Мало кто не знает знаменитого пляжа отеля «Негреско», и любой уважающий себя отдыхающий обязательно воспользуется гостеприимством его хозяина Руди, выходца с жаркого Мадагаскара. Дамы и господа любили предупредительность обслуживающего персонала и дремали в своих шезлонгах под шум накатывающейся волны в тепле мягкого майского солнца, изредка жестом приглашая официанта заменить пустой фужер из-под вина на полный, и опять продолжали дремать. Что может быть лучше красивого безделья под теплым солнышком? – и тысячу раз можно ответить самому себе: ничего.
Ларик вытянулся во весь рост на шезлонге и стал искоса из-под прищуренных глаз поглядывать на полуобнаженных женщин разного цвета кожи и разного цвета глаз. Они все ему определенно нравились. Когда он смотрел на негритянку, ему хотелось бить в тамтам и кружить вокруг нее сумасшедший сексуальный танец, когда он видел испанку, сердце разрывалось от желания научиться играть на гитаре, а при виде француженки ему хотелось остаться тут навсегда.
Ефим Борисович просто хотел спать.
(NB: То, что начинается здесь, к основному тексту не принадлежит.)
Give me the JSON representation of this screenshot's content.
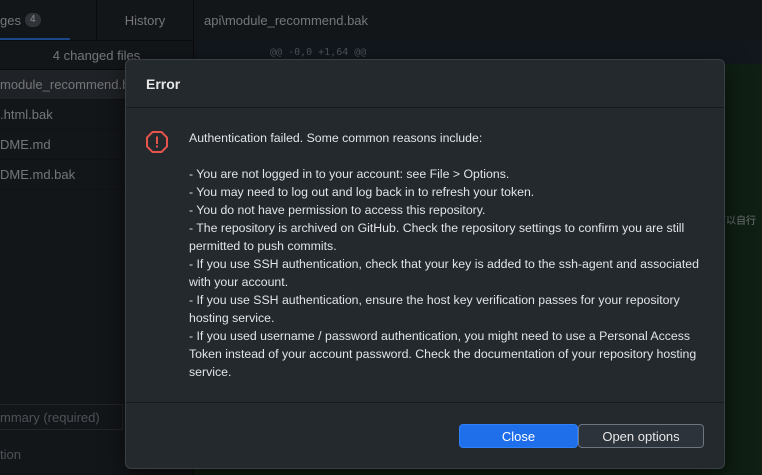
{
  "sidebar": {
    "tab_changes_label": "ges",
    "tab_changes_count": "4",
    "tab_history_label": "History",
    "changed_files": "4 changed files",
    "files": [
      "module_recommend.b",
      ".html.bak",
      "DME.md",
      "DME.md.bak"
    ],
    "summary_placeholder": "mmary (required)",
    "description_placeholder": "tion"
  },
  "main": {
    "file_path": "api\\module_recommend.bak",
    "hunk_header": "@@ -0,0 +1,64 @@",
    "cjk_fragment": "可以自行"
  },
  "dialog": {
    "title": "Error",
    "intro": "Authentication failed. Some common reasons include:",
    "reasons": [
      "- You are not logged in to your account: see File > Options.",
      "- You may need to log out and log back in to refresh your token.",
      "- You do not have permission to access this repository.",
      "- The repository is archived on GitHub. Check the repository settings to confirm you are still permitted to push commits.",
      "- If you use SSH authentication, check that your key is added to the ssh-agent and associated with your account.",
      "- If you use SSH authentication, ensure the host key verification passes for your repository hosting service.",
      "- If you used username / password authentication, you might need to use a Personal Access Token instead of your account password. Check the documentation of your repository hosting service."
    ],
    "close_label": "Close",
    "options_label": "Open options",
    "icon": "error-octagon-icon"
  },
  "colors": {
    "accent": "#1f6feb",
    "error": "#e5534b",
    "background": "#24292e"
  }
}
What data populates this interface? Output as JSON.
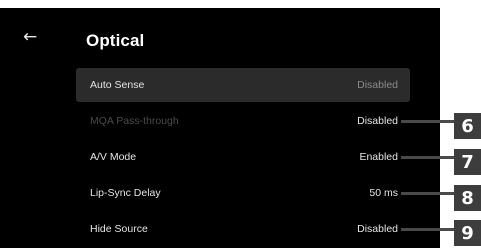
{
  "header": {
    "back_icon": "arrow-left-icon",
    "title": "Optical"
  },
  "settings": [
    {
      "label": "Auto Sense",
      "value": "Disabled",
      "state": "selected"
    },
    {
      "label": "MQA Pass-through",
      "value": "Disabled",
      "state": "disabled"
    },
    {
      "label": "A/V Mode",
      "value": "Enabled",
      "state": "normal"
    },
    {
      "label": "Lip-Sync Delay",
      "value": "50 ms",
      "state": "normal"
    },
    {
      "label": "Hide Source",
      "value": "Disabled",
      "state": "normal"
    }
  ],
  "callouts": [
    "6",
    "7",
    "8",
    "9"
  ],
  "colors": {
    "background": "#000000",
    "selected_row": "#2b2b2b",
    "disabled_text": "#4a4a4a",
    "callout_badge": "#3d3d3d"
  }
}
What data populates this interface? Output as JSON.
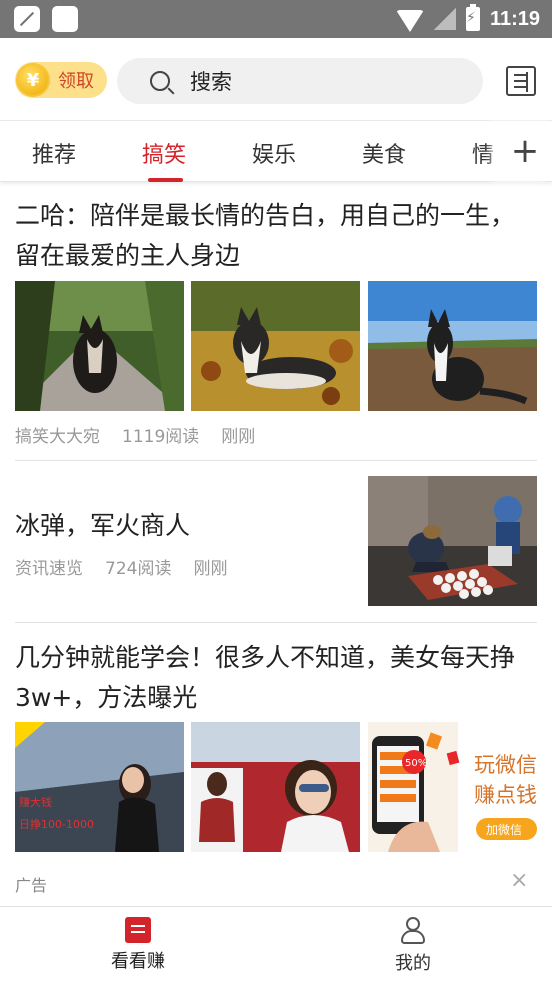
{
  "status_bar": {
    "time": "11:19"
  },
  "header": {
    "coin_button_label": "领取",
    "coin_symbol": "¥",
    "search_placeholder": "搜索"
  },
  "tabs": [
    {
      "label": "推荐",
      "active": false
    },
    {
      "label": "搞笑",
      "active": true
    },
    {
      "label": "娱乐",
      "active": false
    },
    {
      "label": "美食",
      "active": false
    },
    {
      "label": "情",
      "active": false
    }
  ],
  "tab_add_label": "+",
  "feed": [
    {
      "title": "二哈：陪伴是最长情的告白，用自己的一生，留在最爱的主人身边",
      "source": "搞笑大大宛",
      "reads": "1119阅读",
      "time": "刚刚"
    },
    {
      "title": "冰弹，军火商人",
      "source": "资讯速览",
      "reads": "724阅读",
      "time": "刚刚"
    },
    {
      "title": "几分钟就能学会！很多人不知道，美女每天挣3w+，方法曝光",
      "ad_label": "广告",
      "ad_image_texts": [
        "赚大钱",
        "日挣100-1000",
        "玩微信",
        "赚点钱",
        "加微信",
        "50%"
      ]
    }
  ],
  "bottom_nav": [
    {
      "label": "看看赚",
      "active": true
    },
    {
      "label": "我的",
      "active": false
    }
  ],
  "colors": {
    "accent": "#d4242b",
    "status_bar": "#757575",
    "coin_bg": "#fde08a"
  }
}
Солнечный зонтик прикрывал его большую умную голову от прямых лучей и, наверное, от дурных мыслей, которые так допекали его на родине. Через некоторое время он забылся приятным безмятежным сном. Ему снилось, что он стоит в очереди за гражданством, а очередь эта без начала и конца, а рядом стоит старый друг Баргин и говорит: «Фима, давай купим, и все; за деньги можно стать кем хочешь – хоть индейцем, хоть еще кем… Ну, решай!» Но он в ответ помотал головой: «Ну уж нет, я постою». И стоит, стоит, стоит…
Так бы и стоял еще неизвестно сколько, если бы Ларик не разбудил, протягивая бокал с холодным пивом. Ефим Борисович пиво не любил, но здесь, под шум прибоя, шло все; конечно, это не наш «алдарис» из бочки, но тоже ничего. Потягивая пиво, он посматривал на Ларика, думая про себя: «Бестолковая это личность, в голове только женщины да выпивка, ну да ничего, свой все-таки, татлат».
Постепенно отдыхающая публика начала подтягиваться к ресторану, наступал полдень. В это время профессиональные отдыхающие уже заканчивали принимать солнечные ванны и приступали к трапезе. А что такое покушать у Лазурного берега под зонтиком за столиком со сказочными яствами – это может понять только тот, кто это испытал, передать словами просто невозможно.